There are so many kinds of people in the City, who have learned to do so many different things that we do not do, like the Art. But the hardest part is understanding how to survive here.
No one will answer my questions about what makes everything run, and where the energy comes from. They all walk around as if they know everything, but they will not tell me. It takes so much of their lives just to see all the sights and do all the things, perhaps there is no time for them to care why.
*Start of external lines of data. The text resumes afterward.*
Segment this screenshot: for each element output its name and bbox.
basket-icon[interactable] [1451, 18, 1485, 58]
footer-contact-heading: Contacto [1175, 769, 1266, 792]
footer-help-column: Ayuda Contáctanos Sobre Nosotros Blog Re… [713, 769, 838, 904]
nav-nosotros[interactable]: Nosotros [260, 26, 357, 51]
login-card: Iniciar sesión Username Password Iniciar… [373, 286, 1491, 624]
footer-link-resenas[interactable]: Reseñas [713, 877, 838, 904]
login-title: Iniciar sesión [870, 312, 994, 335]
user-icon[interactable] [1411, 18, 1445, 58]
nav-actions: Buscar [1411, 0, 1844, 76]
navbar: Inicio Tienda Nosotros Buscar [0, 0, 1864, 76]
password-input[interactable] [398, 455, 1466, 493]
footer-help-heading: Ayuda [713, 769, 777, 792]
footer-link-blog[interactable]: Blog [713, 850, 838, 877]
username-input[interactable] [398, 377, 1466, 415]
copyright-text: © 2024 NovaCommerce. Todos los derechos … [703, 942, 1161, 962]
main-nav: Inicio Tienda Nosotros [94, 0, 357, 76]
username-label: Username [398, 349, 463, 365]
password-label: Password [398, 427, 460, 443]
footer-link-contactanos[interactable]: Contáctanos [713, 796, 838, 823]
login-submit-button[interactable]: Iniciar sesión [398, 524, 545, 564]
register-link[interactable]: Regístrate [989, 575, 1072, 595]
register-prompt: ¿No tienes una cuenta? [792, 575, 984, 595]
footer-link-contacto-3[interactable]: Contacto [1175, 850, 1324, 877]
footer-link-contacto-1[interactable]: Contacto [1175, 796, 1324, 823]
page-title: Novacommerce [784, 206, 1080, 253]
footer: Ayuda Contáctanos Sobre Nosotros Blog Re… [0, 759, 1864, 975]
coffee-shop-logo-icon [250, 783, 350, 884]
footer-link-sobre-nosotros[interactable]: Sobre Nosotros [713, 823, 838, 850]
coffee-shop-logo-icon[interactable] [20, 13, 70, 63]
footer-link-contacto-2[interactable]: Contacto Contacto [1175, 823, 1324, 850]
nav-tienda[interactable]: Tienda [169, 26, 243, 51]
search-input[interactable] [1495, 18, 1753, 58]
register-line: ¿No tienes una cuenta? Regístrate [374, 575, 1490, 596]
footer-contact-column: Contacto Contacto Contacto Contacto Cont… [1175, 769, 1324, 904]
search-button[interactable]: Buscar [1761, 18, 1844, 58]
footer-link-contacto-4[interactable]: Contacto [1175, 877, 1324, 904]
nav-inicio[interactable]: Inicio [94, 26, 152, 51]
I still have not found the Center.
“Why is he so quiet?” one of Dragon’s girlfriends asks Dragon one evening, and Kite looks up from studying the letters on his pen. She and Dragon are smoking what Kite calls, in his journal, “the stupid medicine.” He calls it that because he can tell they need it like medicine, but it makes them stupid, and he doesn’t get it. He doesn’t like when Dragon smokes it, because Dragon becomes unable to answer simple questions or make simple plans, and, worst of all, he forgets how to make fire when they need it. But Kite keeps his opinions to himself, telling himself he is lucky to have the protection of Dragon at all.